Chères sœurs venues du monde entier et rassemblées ici. Je suis si heureuse de vous voir.

Je vous adresse mes meilleurs vœux à l’occasion de la Journée internationale des Femmes et mes vœux vont aussi à mes sœurs en Iran et dans les prisons en Iran, et à mes sœurs à travers le monde, ainsi qu’au millier de femmes courageuses à Liberty et à Achraf. En tant que militante de la cause de l’égalité, je salue cette journée historique et la perspective glorieuse qu’elle ouvre, et je rends hommage à tous les combats et sacrifices des femmes.

En même temps, mon cœur est rempli de colère et de tristesse.
– Colère et tristesse du fait qu’un siècle après la mise en place de la Journée internationale des femmes, la violence, le viol, le meurtre, les brûlures à l’acide, la torture, la discrimination et l’exploitation pèsent toujours sur la destinée des femmes dans une grande partie du monde.
– Colère et tristesse face à l’inégalité et l’humiliation chronique qui même dans les sociétés les plus développées aujourd’hui harcèlent les femmes.
– Colère contre la dureté de ce plafond de verre qui empêche une multitude de femmes compétentes dans le monde, comme les femmes éminentes de ce panel, d’occuper des fonctions à la direction et à la présidence de leur pays.
– Colère et tristesse devant la complaisance des gouvernements occidentaux avec le fascisme religieux au pouvoir en Iran qui est le cœur de l’intégrisme et de la misogynie.

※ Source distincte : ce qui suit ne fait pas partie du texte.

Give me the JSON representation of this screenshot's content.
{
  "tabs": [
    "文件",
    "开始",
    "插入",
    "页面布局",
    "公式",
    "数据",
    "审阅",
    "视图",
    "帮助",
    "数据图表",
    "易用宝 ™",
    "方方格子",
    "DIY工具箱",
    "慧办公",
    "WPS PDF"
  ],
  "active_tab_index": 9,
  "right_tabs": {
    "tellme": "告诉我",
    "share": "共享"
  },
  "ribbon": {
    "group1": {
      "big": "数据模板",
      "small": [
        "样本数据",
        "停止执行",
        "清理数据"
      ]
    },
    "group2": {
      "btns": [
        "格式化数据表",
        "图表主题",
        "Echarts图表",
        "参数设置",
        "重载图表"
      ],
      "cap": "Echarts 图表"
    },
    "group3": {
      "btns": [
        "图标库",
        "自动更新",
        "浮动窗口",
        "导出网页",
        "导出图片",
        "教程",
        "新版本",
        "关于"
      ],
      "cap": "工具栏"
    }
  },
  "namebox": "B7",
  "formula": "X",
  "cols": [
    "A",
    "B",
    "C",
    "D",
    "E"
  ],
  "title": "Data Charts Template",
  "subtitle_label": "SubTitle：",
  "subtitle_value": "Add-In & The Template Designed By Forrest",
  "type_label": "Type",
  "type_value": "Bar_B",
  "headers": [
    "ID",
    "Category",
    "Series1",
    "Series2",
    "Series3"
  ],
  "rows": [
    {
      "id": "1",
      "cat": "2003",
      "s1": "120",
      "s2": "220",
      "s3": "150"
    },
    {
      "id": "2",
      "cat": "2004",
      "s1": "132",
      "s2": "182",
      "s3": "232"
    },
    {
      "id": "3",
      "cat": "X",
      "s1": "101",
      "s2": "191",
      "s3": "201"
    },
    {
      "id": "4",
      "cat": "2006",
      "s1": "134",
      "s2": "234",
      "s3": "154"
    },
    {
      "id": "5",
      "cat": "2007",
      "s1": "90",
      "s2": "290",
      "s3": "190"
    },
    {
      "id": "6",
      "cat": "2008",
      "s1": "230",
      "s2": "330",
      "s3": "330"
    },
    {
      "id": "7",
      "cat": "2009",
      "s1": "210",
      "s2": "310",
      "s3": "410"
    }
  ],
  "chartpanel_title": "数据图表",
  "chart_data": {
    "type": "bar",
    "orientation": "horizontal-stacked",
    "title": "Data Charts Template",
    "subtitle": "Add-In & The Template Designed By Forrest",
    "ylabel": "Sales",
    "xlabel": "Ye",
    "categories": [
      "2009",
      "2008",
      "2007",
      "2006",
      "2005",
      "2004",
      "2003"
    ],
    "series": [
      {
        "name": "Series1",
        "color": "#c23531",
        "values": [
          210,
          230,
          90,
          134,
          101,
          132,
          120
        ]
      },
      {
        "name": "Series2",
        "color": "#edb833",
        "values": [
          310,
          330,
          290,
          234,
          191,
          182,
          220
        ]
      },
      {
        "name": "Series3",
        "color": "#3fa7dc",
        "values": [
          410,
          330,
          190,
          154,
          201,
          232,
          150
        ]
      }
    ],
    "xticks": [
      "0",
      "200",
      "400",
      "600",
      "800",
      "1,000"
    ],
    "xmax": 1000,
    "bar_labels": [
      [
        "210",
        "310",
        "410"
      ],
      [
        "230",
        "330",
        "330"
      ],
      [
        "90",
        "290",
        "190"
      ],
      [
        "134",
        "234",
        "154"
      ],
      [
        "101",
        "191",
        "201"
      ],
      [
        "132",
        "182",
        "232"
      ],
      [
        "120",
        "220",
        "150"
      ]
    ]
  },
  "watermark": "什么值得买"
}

Malgré tout, si nous avons le droit à l’indignation et à la révolte, nous n’avons pas le droit de désespérer. Parce que ce monde instable et injuste doit changer, parce que la responsabilité du changement repose sur les épaules des femmes et parce que les femmes sont porteuses d’un message d’espoir. C’est avec ce message d’espoir que nous nous sommes dressées face à la dictature la plus misogyne, la plus répressive et la plus épouvantable du monde contemporain.

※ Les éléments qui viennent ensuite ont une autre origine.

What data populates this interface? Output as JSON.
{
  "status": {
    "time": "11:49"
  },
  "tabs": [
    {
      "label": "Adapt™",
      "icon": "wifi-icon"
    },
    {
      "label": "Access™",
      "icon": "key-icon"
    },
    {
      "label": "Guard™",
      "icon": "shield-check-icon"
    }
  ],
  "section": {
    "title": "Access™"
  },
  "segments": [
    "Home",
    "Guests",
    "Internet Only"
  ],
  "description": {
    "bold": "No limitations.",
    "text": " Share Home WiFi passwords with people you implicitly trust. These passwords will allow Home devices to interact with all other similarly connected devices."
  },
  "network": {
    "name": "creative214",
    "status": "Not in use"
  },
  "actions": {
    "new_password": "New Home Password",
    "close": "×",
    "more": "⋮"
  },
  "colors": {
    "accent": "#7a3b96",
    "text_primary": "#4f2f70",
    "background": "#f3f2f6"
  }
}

Et à présent j’appelle toutes mes sœurs à travers le monde à rejoindre un vaste front uni contre l’intégrisme pour y jouer leur rôle historique.

Chères amies,
Certaines d’entre vous ont sans doute entendu parler de la révolution interne des Moudjahidine du peuple, que je souhaite développer aujourd’hui. Il s’agit d’une révolte contre une dictature moyenâgeuse fondée sur la misogynie et l’exportation du terrorisme et de l’intégrisme. A une époque, Spartacus s’est révolté contre l’esclavage. A une époque, ici-même en France, le peuple s’est insurgé pour briser les chaines du féodalisme. Et aujourd’hui, nous nous soulevons contre l’intégrisme islamique, la plus grande menace à la paix et la démocratie dans le monde, une calamité qui frappe les peuples du Moyen-Orient et d’Afrique du nord et même les sociétés occidentales. Elle a concentré en elle tous les aspects de l’oppression et de la répression contre les femmes de la manière la plus extrême.

Chères amies,
Il y a 34 ans, quand la direction de la révolution antimonarchique du peuple iranien a été usurpée par Khomeiny et qu’il a installé une dictature religieuse, la géographie politique de la région s’est mise à changer rapidement. Avec une idéologie ultra réactionnaire, Khomeiny cherchait, en exportant l’intégrisme et le terrorisme au Moyen-Orient, un moyen de sortir son régime de l’impasse.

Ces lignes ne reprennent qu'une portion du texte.